Dix ans de chaos au Pakistan, repaire d'el-Qaëda

La vidéo qui a fait le tour du monde. Publiée le 7 mai 2011 par le département américain de la Défense, elle montre Oussama Ben Laden devant sa télévision à Abbottabad, au Pakistan, quelques jours avant sa liquidation par un commando américain. /

Les attaques du 11 septembre 2001, qui ont fait du Pakistan le front de la "guerre contre le terrorisme", ont précipité la seule puissance militaire nucléaire musulmane dans le chaos, ensanglantée par les attentats des talibans tout en étant soupçonnée de soutenir el-Qaëda.

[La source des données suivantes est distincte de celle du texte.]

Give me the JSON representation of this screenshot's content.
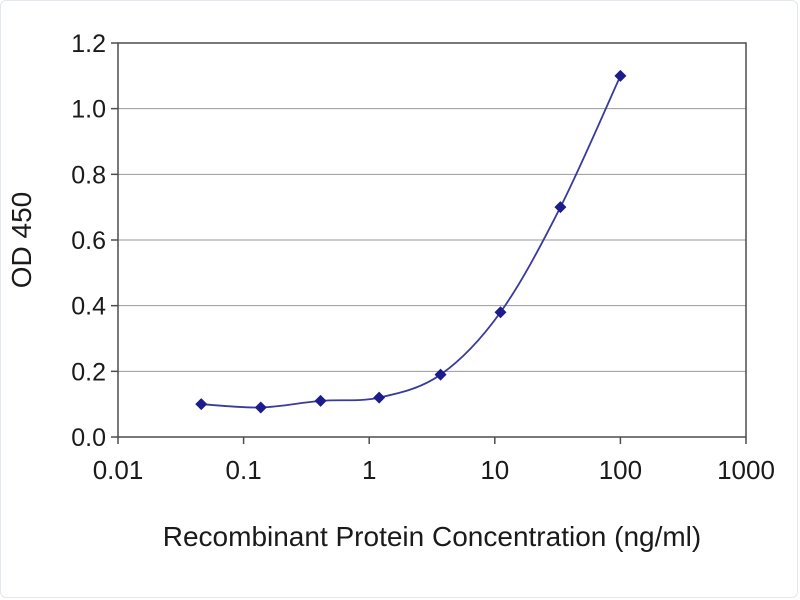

La nuit était déjà tombée sur Islamabad quand les télévisions ont commencé à diffuser les images des tours jumelles de New York s'embrasant avant de s'effondrer. "Je me suis tout de suite dit : Oh, mon Dieu ! Le Pakistan va avoir des problèmes", se souvient Imtiaz Gul, journaliste spécialiste des talibans et d'el-Qaëda. "Mes craintes se sont réalisées : le 11-Septembre a précipité le Pakistan dans une crise sécuritaire sans précédent..."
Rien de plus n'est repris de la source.